The officers were expecting the call.
"Here they come," Grant said.
• • •
Grant, Berg and I, among a few others -- including Grant's dearest traveling companion, the late Buzz Kaplan of Owatonna -- have fished together in places as diverse as Costa Rica (tarpon, snook), Alaska (salmon, trout) and the magnetic North Pole (Arctic char).
Now 83, Grant doesn't make exotic fishing trips like those anymore. Not that he isn't able -- he'll hunt more this fall, and in more places, than most anyone in Minnesota.
Instead, he says, he's transitioned as an angler from someone who once wanted to catch the most fish, then the biggest fish, then the most and the biggest fish in the farthest-most places, to someone less ambitious.
His kids, grandkids and great-grandkids are one reason. He likes to go to their games and otherwise spend time with them.
"But as a fisherman it's also true that you change over the years," he said. "I'm content now to do what we're doing this evening, riding around on this pontoon boat, catching some fish, talking, enjoying one another."
Someone mentioned the name Sid Hartman, and Grant recalled the time after a Gophers football game he and two other players, Dave Skrien and Gordy Solpau, took Hartman and U sports information director Otis Dypwick to Morris to hunt ducks.
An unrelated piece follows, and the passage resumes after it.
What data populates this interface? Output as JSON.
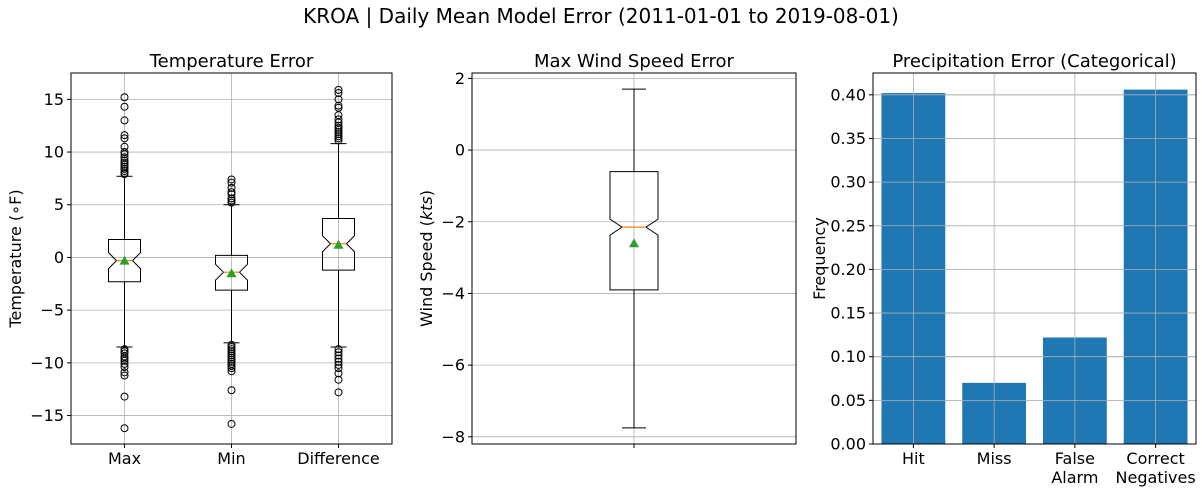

"On the way out, we got pulled over for speeding," Grant said. "Right away, Sid jumped out of the car and introduced himself. That didn't mean anything to the officer, so Sid asked him if he was a Gophers fan. The officer said, 'Ya, ya, I love the Gophers.' Sid then said that some of the Gopher players were in the car.
"By then, Dypwick was out of the car, too, and he pulled two tickets to the next Gophers game out of his pocket.
"'Officer, I'm glad you're a Gophers fan,'" Dypwick said. "'Take these tickets and enjoy a game.'"
The officer pocketed the tickets. Then he handed Dypwick a piece paper.
"Thanks for the tickets," he said. "Here's one for you."
• • •
Grant, inducted into the Pro Football Hall of Fame in 1994, won as a player --as an All-Pro with the Eagles and in Winnipeg -- and a coach in part because he loved to compete, something his friends know well, no matter whether the game is pitching quarters, smacking racquetballs or dealing gin rummy.
"One time on a trip we didn't finish a gin game because we ran out of time, but Bud was leading and wanted to get his winnings. Months later, maybe even a year or more later, Bud and I were at a party at a mutual friend's house," Berg said. "When Grant saw me, he pulled the score sheet from that unfinished game out of his billfold -- he had carried it all that time -- and said, 'Let's find a room and finish this game.' Which he did, right then and there.
Mellower now, perhaps, Grant was content the other evening to settle for a draw. Each fish we caught was released. The outing ended just at dark.
Then, angling down one country road after another and another, we found a food joint whose lights were still on.
A far distance away, in Mankato, monarch butterflies were no doubt migrating, some, as they always have, over the Vikings practice field.
Whoever might be counting them, it wouldn't be Grant. Not every August of his life was meant to be spent in training camp, he figures, and he wouldn't be going back anytime soon.